A core strength of Model Predictive Control (MPC) for quadrupedal locomotion has been its ability to enforce constraints and provide interpretability of the sequence of commands over the horizon. However, despite being able to plan, MPC struggles to scale with task complexity, often failing to achieve robust behavior on rapidly changing surfaces. On the other hand, model-free Reinforcement Learning (RL) methods have outperformed MPC on multiple terrains, showing emergent motions but inherently lack any ability to handle constraints or perform planning. To address these limitations, we propose a framework that integrates proprioceptive planning with RL, allowing for agile and safe locomotion behaviors through the horizon. Inspired by MPC, we incorporate an internal model that includes a velocity estimator and a Dreamer module. During training, the framework learns an expert policy and an internal model that are co-dependent, facilitating exploration for improved locomotion behaviors. During deployment, the Dreamer module solves an infinite-horizon MPC problem, adapting actions and velocity commands to respect the constraints. We validate the robustness of our training framework through ablation studies on internal model components and demonstrate improved robustness to training noise. Finally, we evaluate our approach across multi-terrain scenarios in both simulation and hardware.
Paper Structure (20 sections, 3 equations, 5 figures, 3 tables, 1 algorithm)
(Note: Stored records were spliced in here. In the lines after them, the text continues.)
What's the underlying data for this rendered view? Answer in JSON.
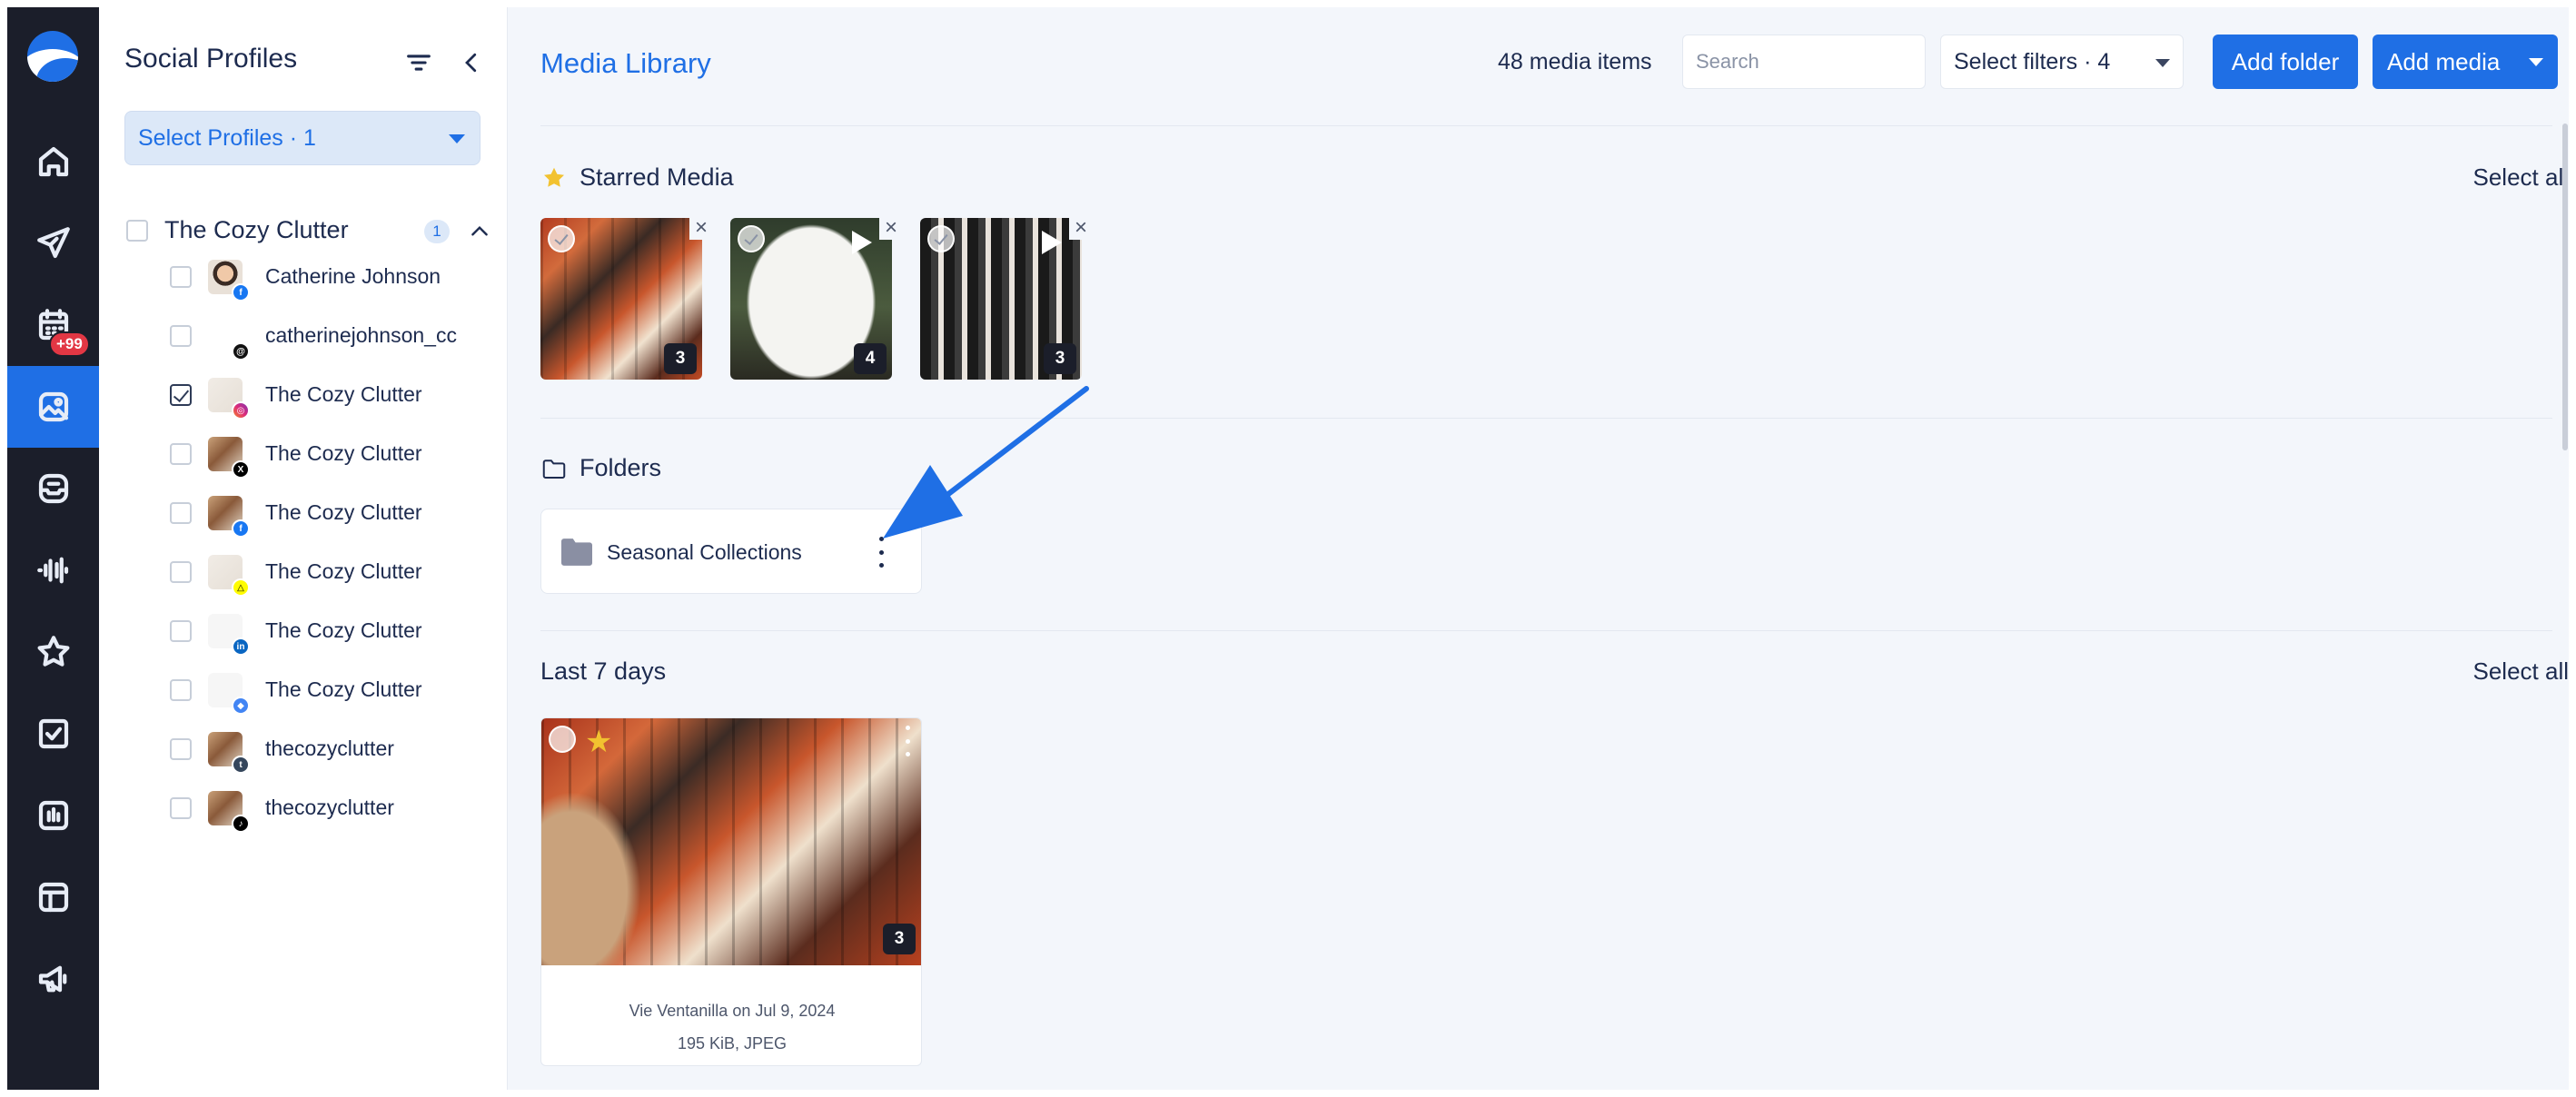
{
  "rail": {
    "items": [
      {
        "icon": "home-icon"
      },
      {
        "icon": "send-icon"
      },
      {
        "icon": "calendar-icon",
        "badge": "+99"
      },
      {
        "icon": "media-library-icon",
        "active": true
      },
      {
        "icon": "inbox-icon"
      },
      {
        "icon": "listening-icon"
      },
      {
        "icon": "star-icon"
      },
      {
        "icon": "tasks-icon"
      },
      {
        "icon": "analytics-icon"
      },
      {
        "icon": "layout-icon"
      },
      {
        "icon": "megaphone-icon"
      }
    ]
  },
  "profiles_panel": {
    "title": "Social Profiles",
    "select_button": "Select Profiles · 1",
    "group": {
      "name": "The Cozy Clutter",
      "count": "1"
    },
    "profiles": [
      {
        "name": "Catherine Johnson",
        "network": "facebook",
        "net_glyph": "f",
        "checked": false
      },
      {
        "name": "catherinejohnson_cc",
        "network": "threads",
        "net_glyph": "@",
        "checked": false
      },
      {
        "name": "The Cozy Clutter",
        "network": "instagram",
        "net_glyph": "◎",
        "checked": true
      },
      {
        "name": "The Cozy Clutter",
        "network": "x",
        "net_glyph": "X",
        "checked": false
      },
      {
        "name": "The Cozy Clutter",
        "network": "facebook",
        "net_glyph": "f",
        "checked": false
      },
      {
        "name": "The Cozy Clutter",
        "network": "snapchat",
        "net_glyph": "△",
        "checked": false
      },
      {
        "name": "The Cozy Clutter",
        "network": "linkedin",
        "net_glyph": "in",
        "checked": false
      },
      {
        "name": "The Cozy Clutter",
        "network": "google-business",
        "net_glyph": "◆",
        "checked": false
      },
      {
        "name": "thecozyclutter",
        "network": "tumblr",
        "net_glyph": "t",
        "checked": false
      },
      {
        "name": "thecozyclutter",
        "network": "tiktok",
        "net_glyph": "♪",
        "checked": false
      }
    ]
  },
  "header": {
    "title": "Media Library",
    "count": "48 media items",
    "search_placeholder": "Search",
    "filters": "Select filters · 4",
    "add_folder": "Add folder",
    "add_media": "Add media"
  },
  "starred": {
    "title": "Starred Media",
    "select_all": "Select all",
    "items": [
      {
        "count": "3",
        "video": false
      },
      {
        "count": "4",
        "video": true
      },
      {
        "count": "3",
        "video": true
      }
    ]
  },
  "folders": {
    "title": "Folders",
    "items": [
      {
        "name": "Seasonal Collections"
      }
    ]
  },
  "recent": {
    "title": "Last 7 days",
    "select_all": "Select all",
    "items": [
      {
        "count": "3",
        "caption": "Vie Ventanilla on Jul 9, 2024",
        "meta": "195 KiB, JPEG",
        "starred": true
      }
    ]
  },
  "colors": {
    "accent": "#1f6fe5",
    "rail_bg": "#1b1e2a",
    "badge": "#e23744",
    "star": "#f2c230"
  }
}
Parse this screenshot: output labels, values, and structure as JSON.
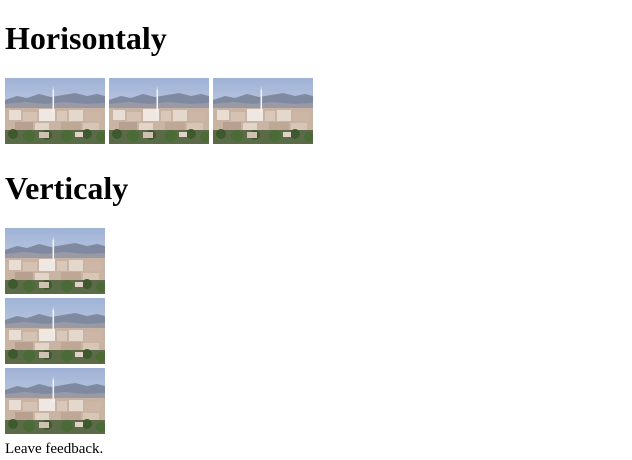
{
  "sections": {
    "horizontal": {
      "title": "Horisontaly",
      "images": [
        "city-photo",
        "city-photo",
        "city-photo"
      ]
    },
    "vertical": {
      "title": "Verticaly",
      "images": [
        "city-photo",
        "city-photo",
        "city-photo"
      ]
    }
  },
  "footer": {
    "text": "Leave feedback."
  },
  "colors": {
    "sky": "#b7c4dc",
    "mountains": "#7f8aa0",
    "buildings": "#d8c4b4",
    "foliage": "#3c5a2e"
  }
}
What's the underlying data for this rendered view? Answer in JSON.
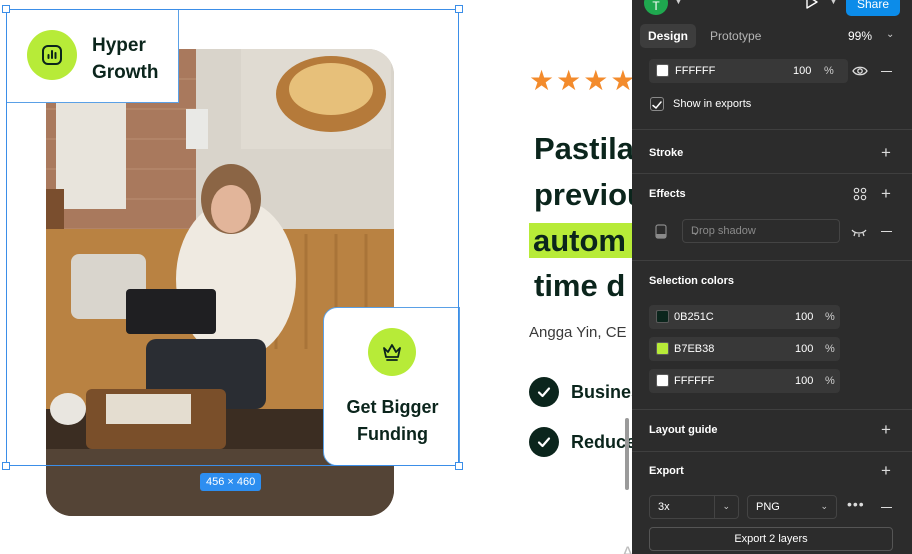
{
  "canvas": {
    "hyper_card": {
      "title": "Hyper\nGrowth",
      "icon": "chart-bars-icon"
    },
    "funding_card": {
      "title": "Get Bigger\nFunding",
      "icon": "crown-icon"
    },
    "selection_size": "456 × 460",
    "rating_stars": [
      "★",
      "★",
      "★",
      "★"
    ],
    "headline_lines": [
      "Pastila",
      "previou",
      "autom",
      "time d"
    ],
    "author": "Angga Yin, CE",
    "benefits": [
      "Busines",
      "Reduce"
    ],
    "watermark": "Activate Windows"
  },
  "panel": {
    "avatar_initial": "T",
    "share_label": "Share",
    "tabs": [
      {
        "label": "Design",
        "active": true
      },
      {
        "label": "Prototype",
        "active": false
      }
    ],
    "zoom": "99%",
    "fill": {
      "hex": "FFFFFF",
      "opacity": "100",
      "pct": "%"
    },
    "show_in_exports": "Show in exports",
    "stroke_title": "Stroke",
    "effects_title": "Effects",
    "effect_type": "Drop shadow",
    "selection_colors_title": "Selection colors",
    "selection_colors": [
      {
        "hex": "0B251C",
        "color": "#0B251C",
        "opacity": "100",
        "pct": "%"
      },
      {
        "hex": "B7EB38",
        "color": "#B7EB38",
        "opacity": "100",
        "pct": "%"
      },
      {
        "hex": "FFFFFF",
        "color": "#FFFFFF",
        "opacity": "100",
        "pct": "%"
      }
    ],
    "layout_guide_title": "Layout guide",
    "export_title": "Export",
    "export_scale": "3x",
    "export_format": "PNG",
    "export_button": "Export 2 layers"
  },
  "colors": {
    "accent": "#B7EB38",
    "dark": "#0B251C",
    "figma_blue": "#0C8CE9",
    "star": "#F38B2C"
  }
}
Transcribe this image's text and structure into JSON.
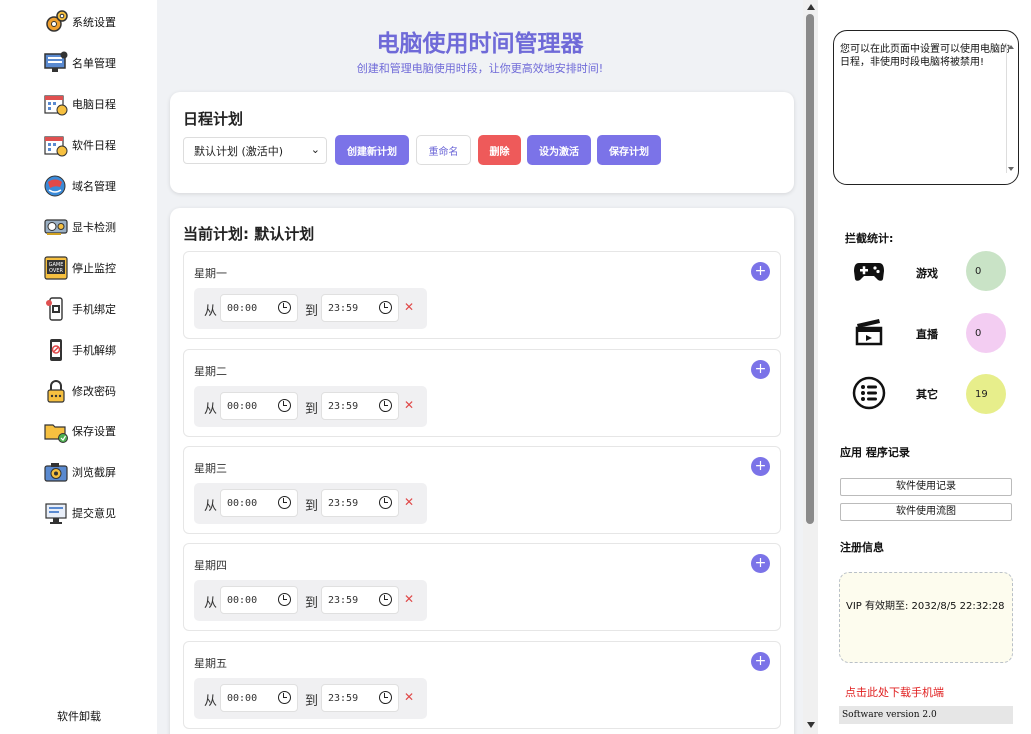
{
  "sidebar": {
    "items": [
      {
        "label": "系统设置",
        "icon": "gear-icon"
      },
      {
        "label": "名单管理",
        "icon": "monitor-list-icon"
      },
      {
        "label": "电脑日程",
        "icon": "calendar-clock-icon"
      },
      {
        "label": "软件日程",
        "icon": "calendar-clock-icon"
      },
      {
        "label": "域名管理",
        "icon": "globe-icon"
      },
      {
        "label": "显卡检测",
        "icon": "graphics-card-icon"
      },
      {
        "label": "停止监控",
        "icon": "game-over-icon"
      },
      {
        "label": "手机绑定",
        "icon": "phone-qr-icon"
      },
      {
        "label": "手机解绑",
        "icon": "phone-unbind-icon"
      },
      {
        "label": "修改密码",
        "icon": "padlock-icon"
      },
      {
        "label": "保存设置",
        "icon": "folder-save-icon"
      },
      {
        "label": "浏览截屏",
        "icon": "camera-icon"
      },
      {
        "label": "提交意见",
        "icon": "feedback-monitor-icon"
      }
    ],
    "uninstall": "软件卸载"
  },
  "header": {
    "title": "电脑使用时间管理器",
    "subtitle": "创建和管理电脑使用时段，让你更高效地安排时间!"
  },
  "schedule": {
    "heading": "日程计划",
    "selected_plan": "默认计划 (激活中)",
    "buttons": {
      "create": "创建新计划",
      "rename": "重命名",
      "delete": "删除",
      "activate": "设为激活",
      "save": "保存计划"
    }
  },
  "current_plan": {
    "heading": "当前计划: 默认计划",
    "from_label": "从",
    "to_label": "到",
    "days": [
      {
        "name": "星期一",
        "start": "00:00",
        "end": "23:59"
      },
      {
        "name": "星期二",
        "start": "00:00",
        "end": "23:59"
      },
      {
        "name": "星期三",
        "start": "00:00",
        "end": "23:59"
      },
      {
        "name": "星期四",
        "start": "00:00",
        "end": "23:59"
      },
      {
        "name": "星期五",
        "start": "00:00",
        "end": "23:59"
      }
    ]
  },
  "right_panel": {
    "notice": "您可以在此页面中设置可以使用电脑的日程，非使用时段电脑将被禁用!",
    "stats_heading": "拦截统计:",
    "stats": [
      {
        "label": "游戏",
        "value": "0",
        "color": "#c9e3c6",
        "icon": "gamepad-icon"
      },
      {
        "label": "直播",
        "value": "0",
        "color": "#f3cdf2",
        "icon": "clapperboard-icon"
      },
      {
        "label": "其它",
        "value": "19",
        "color": "#e7ee8b",
        "icon": "list-circle-icon"
      }
    ],
    "records_heading": "应用 程序记录",
    "records_buttons": [
      "软件使用记录",
      "软件使用流图"
    ],
    "register_heading": "注册信息",
    "vip_text": "VIP 有效期至: 2032/8/5 22:32:28",
    "download_link": "点击此处下载手机端",
    "version": "Software version 2.0"
  },
  "colors": {
    "accent": "#7b73e8",
    "danger": "#ee5a5a"
  }
}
This paper contains 20 sections, 3 equations, 5 figures, 3 tables, 1 algorithm.

Figures (5)

  • Figure 1: Conceptual overview of PIP-Loco: The framework plans actions and velocity commands by dreaming about future states and enforcing constraints. The top shows the potential future trajectories starting from the current state, while the bottom depicts the quadruped adapting to stairs and rocky terrain.
  • Figure 2: PIP-Loco Framework: (a) The internal model (comprising of a velocity estimator and Dreamer module) learns in a co-dependent way with the Asymmetric Actor-Critic. The Dreamer module facilitates temporal reasoning by dreaming about future observations and latent states, enhancing exploration for improved locomotion behaviors. (b) The Dreamer module solves an infinite-horizon MPC problem to generate actions $a_t$ for the robot, ensuring robust constraint handling and adaptive locomotion across terrains.
  • Figure 3: Training performance comparison: Mean return per episode over training iterations for PIP-Loco (NLM) at different horizons (H=1, H=5) compared to the baseline HIMLoco himloco. PIP-Loco (NLM) shows improved performance across all horizons.
  • Figure 4: Top Sequence: Robot navigating a 45 cm step-down obstacle, with phases of walking, stepping down, adapting, and recovering. The graph below tracks pitch and roll angles over time, with phases highlighted in green (Normal Walk), red (Step), orange (Adaptation), and green (Recovery).
  • Figure 5: Simulation results for a 10-second run with extreme command velocities: Top-left compares roll and pitch with and without planning. The top-right shows optimized velocity commands from Algorithm \ref{['alg:mpc']}. The bottom panel shows joint angle variations, with planning having lower peaks near constraint bounds.